Дня через три, по очень срочному делу начальнику Огни приспичило ехать на Вельмо… Наказав строго-настрого своему заместителю разыскать, хоть из под земли, Сутулова, выдать ему «струмент» и направить мощного землекопа на прорыв, на самый золотой участок, полковник убыл в лагкомандировку за сто километров… Дорога ему лежала через поднадзорные прииска, поэтому в Вельминскую контору  он прибыл только уже поздно вечером. В кабинете майора НКВД – начальника строящегося прииска, привычно, ночью не угасал свет: мало ли кто, позвонить вздумает?! В конторе уже никого из вольнонаёмных не было. Пройдя в конец коридора, он энергично, обеими руками, распахнул двойные двери в кабинет… и остолбенел! В дальнем углу кабинета, под тысячесвечовой лампой – ильича, гордо, как дредноут на рейде, громоздилась ТАЧКА-близнец! Вкруг её величества стояла навытяжку вся её свита: лом, лопата, кайло, кувалда… Шахта освоила выпуск новой продукции!

- Сутулов был? – спросил угрюмо усталый с дороги полковник. – Сколько авансу дал?

- Триста рублей… - ответил ничего ещё не понимающий майор.

- Я, слава богу, двести… - выдохнул облегчённо старший по званию.
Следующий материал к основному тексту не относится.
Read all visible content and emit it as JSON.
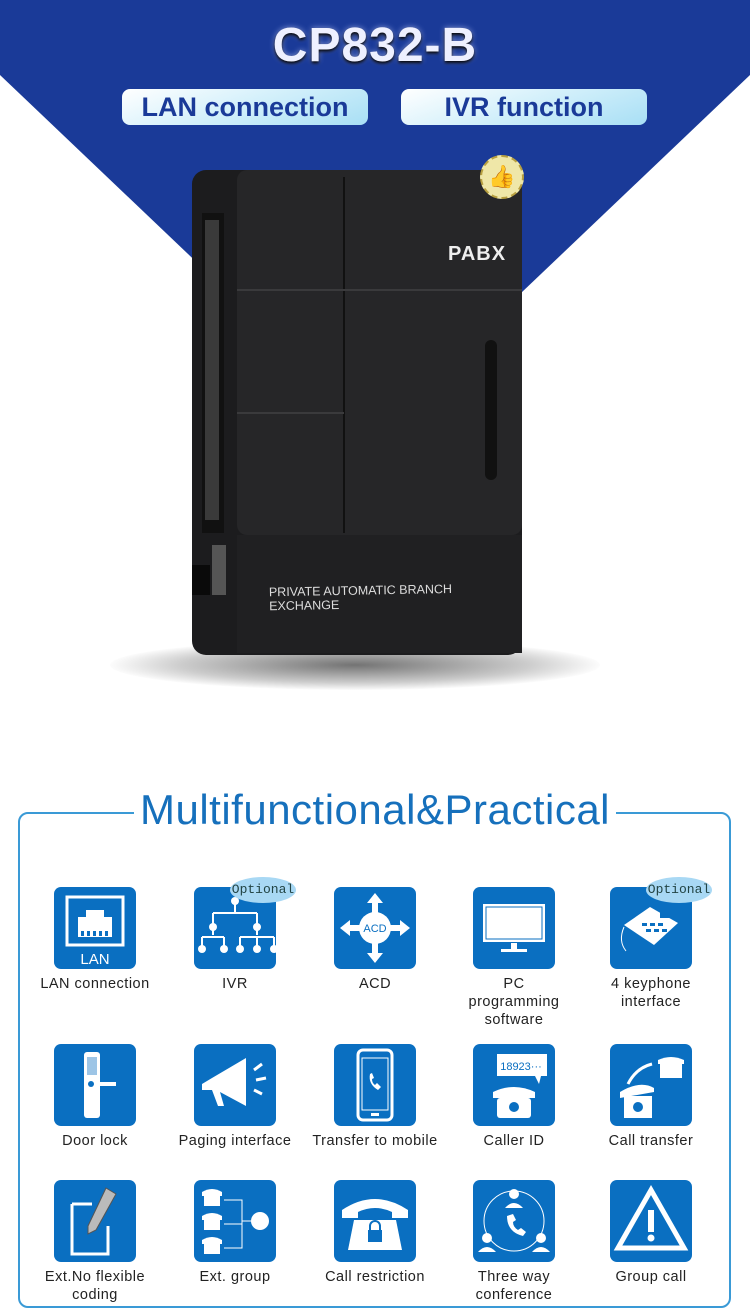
{
  "header": {
    "title": "CP832-B",
    "pills": [
      "LAN connection",
      "IVR function"
    ],
    "bg_color": "#1a3a98"
  },
  "product": {
    "brand": "PABX",
    "subtitle": "PRIVATE AUTOMATIC BRANCH EXCHANGE",
    "badge_icon": "thumbs-up-icon"
  },
  "features": {
    "title": "Multifunctional&Practical",
    "accent": "#0a6fc1",
    "optional_label": "Optional",
    "items": [
      {
        "label": "LAN connection",
        "icon": "lan-port-icon",
        "icon_text": "LAN"
      },
      {
        "label": "IVR",
        "icon": "ivr-tree-icon",
        "optional": true
      },
      {
        "label": "ACD",
        "icon": "acd-arrows-icon",
        "icon_text": "ACD"
      },
      {
        "label": "PC programming software",
        "icon": "monitor-icon"
      },
      {
        "label": "4 keyphone interface",
        "icon": "keyphone-icon",
        "optional": true
      },
      {
        "label": "Door lock",
        "icon": "door-lock-icon"
      },
      {
        "label": "Paging interface",
        "icon": "megaphone-icon"
      },
      {
        "label": "Transfer to mobile",
        "icon": "mobile-phone-icon"
      },
      {
        "label": "Caller ID",
        "icon": "caller-id-icon",
        "icon_text": "18923···"
      },
      {
        "label": "Call transfer",
        "icon": "call-transfer-icon"
      },
      {
        "label": "Ext.No flexible coding",
        "icon": "pencil-edit-icon"
      },
      {
        "label": "Ext. group",
        "icon": "ext-group-icon"
      },
      {
        "label": "Call restriction",
        "icon": "phone-lock-icon"
      },
      {
        "label": "Three way conference",
        "icon": "conference-icon"
      },
      {
        "label": "Group call",
        "icon": "warning-triangle-icon"
      }
    ]
  }
}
Митрич, с видом победителя конкурса мастеров художественного слова, обвёл взглядом молодых, во-корень обалдевших ночёвщиков. Он уболтал своих слушателей и почти уже добил их в конце… Торжествуя он закончил:
- По всему Енисейскому кряжу искали Сутулова, чтобы вручить ему заслуженный орден… С закруткой на спине! Не нашли. Тайга большая. Может в Норильск, на рудники подался, кирки, какие, особые заказывать, или молотки отбойные, - кто его, хитрого Митрия, знает? А может и в менты, или пожарники… Всё равно, я думаю, он работать не стал! А для чего ещё мозги человеку дадены? – Задумчиво заключил «сынок» семибатешный, прикидывая на завтра, какие перед молодёжью высокие трудовые задачи взгромоздить…
Вымели, тщательно, от углей пожог, поставили драную, выцветшего брезента, палатку. Плотно в неё набились и угомонились. Учись студент! Кто не работает, тот ест! Всем спать!!! Завтра ж на работу!
г. Норильск. 30 января 2016 года. 04 часа,
- 25 градусов,  Тихо. Покойно. Все спят.